Posted travel times proved important to drivers in the Houston, TX metropolitan area, who emailed Houston TransStar – the partnership responsible for coordinating the planning, design, and operation of Houston's roadways, emergency management functions, and intelligent transportation systems (ITS) – requesting that more useful information be posted on blank DMSs.

Since the mid-1990s, Texas Department of Transportation (TxDOT) staff at Houston TranStar had been posting travel times during peak periods on DMSs; however, many of the agency's signs remained blank during offpeak times. In an effort to sue the signs more efficiently, TransStar initiated a campaign to post on the signs a safety message of the week. But through emails to the Houston TansStar Web site, the agency learned that motorists felt that the weekly safety messages were not the best use of the signs.

TxDOT and the Texas Transportation Institute then conducted a Web survey asking what types of messages motorists desired. The survey indicated that drivers were primarily interested in seeing incident information (93 percent) and travel times (82 percent).
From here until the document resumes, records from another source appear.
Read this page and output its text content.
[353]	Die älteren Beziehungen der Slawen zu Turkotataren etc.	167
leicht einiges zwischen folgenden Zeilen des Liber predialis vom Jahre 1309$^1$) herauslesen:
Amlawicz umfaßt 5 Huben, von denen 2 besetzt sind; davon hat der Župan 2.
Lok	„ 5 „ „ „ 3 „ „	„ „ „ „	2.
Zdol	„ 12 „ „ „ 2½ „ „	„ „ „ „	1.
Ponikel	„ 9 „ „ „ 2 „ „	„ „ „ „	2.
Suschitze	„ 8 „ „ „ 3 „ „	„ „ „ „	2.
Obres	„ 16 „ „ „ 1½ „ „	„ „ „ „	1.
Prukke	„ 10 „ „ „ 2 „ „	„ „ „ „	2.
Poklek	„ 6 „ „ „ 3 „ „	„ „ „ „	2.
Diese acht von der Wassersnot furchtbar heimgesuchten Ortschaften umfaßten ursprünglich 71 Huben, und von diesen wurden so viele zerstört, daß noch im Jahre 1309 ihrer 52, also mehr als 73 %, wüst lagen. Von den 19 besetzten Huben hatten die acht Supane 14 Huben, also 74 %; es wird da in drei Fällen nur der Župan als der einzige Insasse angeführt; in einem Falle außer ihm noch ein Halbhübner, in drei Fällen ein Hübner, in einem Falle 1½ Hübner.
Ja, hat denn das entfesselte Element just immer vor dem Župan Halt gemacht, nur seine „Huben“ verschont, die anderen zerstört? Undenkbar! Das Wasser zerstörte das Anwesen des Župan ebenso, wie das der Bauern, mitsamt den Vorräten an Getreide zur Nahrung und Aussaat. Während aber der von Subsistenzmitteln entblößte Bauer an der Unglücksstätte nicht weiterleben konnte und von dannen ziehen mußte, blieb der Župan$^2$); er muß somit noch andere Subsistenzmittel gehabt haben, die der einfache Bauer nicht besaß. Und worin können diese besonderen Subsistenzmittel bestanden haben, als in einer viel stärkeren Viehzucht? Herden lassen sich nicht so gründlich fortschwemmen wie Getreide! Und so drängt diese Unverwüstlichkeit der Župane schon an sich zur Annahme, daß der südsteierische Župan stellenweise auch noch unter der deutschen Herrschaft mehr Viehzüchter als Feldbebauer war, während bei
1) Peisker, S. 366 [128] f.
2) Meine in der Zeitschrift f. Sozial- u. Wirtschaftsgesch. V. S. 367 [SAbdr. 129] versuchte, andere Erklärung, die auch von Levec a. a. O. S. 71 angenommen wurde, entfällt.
Many respondents indicated that although incident information is important, they also need travel time information to better determine how incidents affect their travel. Real-time travel time information posted on DMS influenced drivers' route choice. Eighty-five percent of respondents indicated that they changed their route based on the information provided (of this 85 percent, 66 percent said that they saved travel time as a result of the route change).

Responding to motorist feedback TransStar created an automated system that post travel times on up to 100 DMSs at 10-mintue intervals across more that 344 centerline miles of Houston-area freeways. Travel times are based on data collected from nearly 2 million EZ TAG toll transponders currently circulating in the Houston metropolitan areas. Data from these vehicle probes are collected at 232 locations and transmitted to TransStar for analysis. Reader stations are, on average, 2 to 3 miles apart, but not more than 5 miles apart.

Chicago

The Illinois State Toll Highway Authority (ISTHA) covers a significant part of northeastern Illinois, the third most congested area in the country. ISTHA provides average travel times from toll plaza to toll plaza based on "I-PASS" toll transponder data collected by its electronic toll collection system. Users of the automated I-PASS toll collection system now exceed 1.5 million, providing ISTHA with a significant penetration of vehicle probes that offer high-quality, time-stamped location information in near real-time.

ISTHA uses data from three sources to calculate travel times: I-PASS transponders, radar sensor stations along tolled roads, and loop detectors maintained by the Illinois Department of Transportation. ISTHA currently posts travel times on 33 DMS located on tolled and nearby non-tolled roads. Although ISTHA has not conducted a formal study, emails and calls to the customer input line indicate that drivers approve of travel time availability information, and will complain when a non-incident-related message is posted during times when travel time information is normally available.